Catalog entries

A catalog entry is merchandise in an online catalog that includes a code, a name, a description, one or more offer prices, images, and other details. There are four types of catalog entries: products, SKUs, bundles, and kits.

Catalog entries can be a single item (atomic) or composed of several other catalog entries (composite). An atomic catalog entry is an individually orderable entity that needs no further SKU resolution. For example, an atomic item such as a shirt in the color blue, size small can be added to a shopping cart for purchase. In this example the shirt represents an atomic item because it has a SKU and is orderable. When composite, a catalog entry represents unresolved products or bundles that may need additional information before becoming atomic entities. Composite catalog entries are those items that are not individually orderable. For example, a men's shirt represents a composite item that requires further SKU resolution based on size and color before it can be orderable.

Products

Products are templates for SKUs, the individual pieces of merchandise that are ultimately sold to a customer. The product describes the general characteristics of the merchandise, and the SKU distinguishes the differences between the merchandise. For example, the shirt product is available in two colors and three sizes. There are six possible SKUs for this product.

Product variants

Product variants help you organize your products by attribute. A variant is a list of SKUs that all share the same attribute value. For example, you could create a variant for shoes based on the color attribute. This variant would let you select all shoe SKUs by color and work with just that set of SKUs.

SKUs

There are two types of SKUs: Product-level SKU and Category-level SKU.
Product-level SKU
Create your product; then create SKUs to represent each orderable item of merchandise for sale. All SKUs related to a particular product exhibit the same set of attributes and are distinguished by their defining attribute values. For example, each color and size combination of the shirt product is one SKU.
Category-level SKU
Create SKUs under a category that is not associated with any product. This type of SKU is created for products that do not have defining attributes. For example, a DVD product might not have any defining attributes.

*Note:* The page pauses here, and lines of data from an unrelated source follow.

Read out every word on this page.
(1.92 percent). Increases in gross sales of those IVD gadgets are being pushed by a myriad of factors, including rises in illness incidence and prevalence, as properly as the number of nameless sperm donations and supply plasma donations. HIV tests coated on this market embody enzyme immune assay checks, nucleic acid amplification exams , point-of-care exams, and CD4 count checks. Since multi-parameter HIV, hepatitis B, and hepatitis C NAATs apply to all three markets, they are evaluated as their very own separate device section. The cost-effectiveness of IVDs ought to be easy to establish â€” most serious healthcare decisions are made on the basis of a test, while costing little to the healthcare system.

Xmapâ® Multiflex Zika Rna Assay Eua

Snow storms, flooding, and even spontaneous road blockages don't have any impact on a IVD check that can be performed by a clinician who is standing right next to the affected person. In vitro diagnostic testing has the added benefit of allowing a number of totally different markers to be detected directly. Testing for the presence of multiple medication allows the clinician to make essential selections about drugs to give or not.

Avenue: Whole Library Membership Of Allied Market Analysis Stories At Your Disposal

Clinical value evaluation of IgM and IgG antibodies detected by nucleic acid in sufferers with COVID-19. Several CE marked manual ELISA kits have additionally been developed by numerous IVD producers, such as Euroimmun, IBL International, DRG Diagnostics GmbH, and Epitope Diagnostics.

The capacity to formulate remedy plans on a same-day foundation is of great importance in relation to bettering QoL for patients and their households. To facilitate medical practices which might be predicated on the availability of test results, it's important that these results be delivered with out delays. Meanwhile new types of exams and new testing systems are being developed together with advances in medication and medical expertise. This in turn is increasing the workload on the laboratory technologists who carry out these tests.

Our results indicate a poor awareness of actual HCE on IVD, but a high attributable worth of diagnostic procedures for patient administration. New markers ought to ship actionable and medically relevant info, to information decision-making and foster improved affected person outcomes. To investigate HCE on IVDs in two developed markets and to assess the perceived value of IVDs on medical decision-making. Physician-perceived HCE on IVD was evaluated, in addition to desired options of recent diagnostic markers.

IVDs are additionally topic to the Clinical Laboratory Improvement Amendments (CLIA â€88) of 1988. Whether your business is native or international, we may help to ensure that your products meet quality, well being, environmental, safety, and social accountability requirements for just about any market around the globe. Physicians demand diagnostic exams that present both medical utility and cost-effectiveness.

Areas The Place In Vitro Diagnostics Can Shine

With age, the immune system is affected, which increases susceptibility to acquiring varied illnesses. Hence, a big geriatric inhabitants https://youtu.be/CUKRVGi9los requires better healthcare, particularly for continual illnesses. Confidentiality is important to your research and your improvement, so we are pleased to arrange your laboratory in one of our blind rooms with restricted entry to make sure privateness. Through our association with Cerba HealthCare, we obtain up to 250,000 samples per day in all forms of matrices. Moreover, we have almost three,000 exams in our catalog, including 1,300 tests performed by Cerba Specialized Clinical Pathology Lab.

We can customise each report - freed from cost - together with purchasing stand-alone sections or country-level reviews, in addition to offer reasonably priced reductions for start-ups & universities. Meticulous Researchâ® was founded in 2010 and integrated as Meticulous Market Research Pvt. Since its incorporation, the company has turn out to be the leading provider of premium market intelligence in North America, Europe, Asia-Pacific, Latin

The following image describes the differences between category-level SKUs and product-level SKUs.

Category-level SKUs and product-level SKUs

Bundles

A bundle is a collection of catalog entries that allow customers to buy multiple merchandise with one click. For example, when a bundle for a computer system is a computer, a monitor, a printer, and a scanner, the bundle components can be sold separately. The price of a bundle is the sum of the prices of the products it contains.

Kits

A kit is a collection of catalog entries that cannot be sold separately. For example, a computer kit might contain a specific processor, monitor, and hard disk drive. A kit has its own price and can be added to the shopping cart. Viewed in similar ways as a product, a kit can have descriptive attributes.

Inventory for a prebuilt kit is independent of the inventory of its component parts. For example, selling a computer prebuilt kit does not affect the inventory of the processor, monitor, and hard disk drive that the prebuilt kit contains.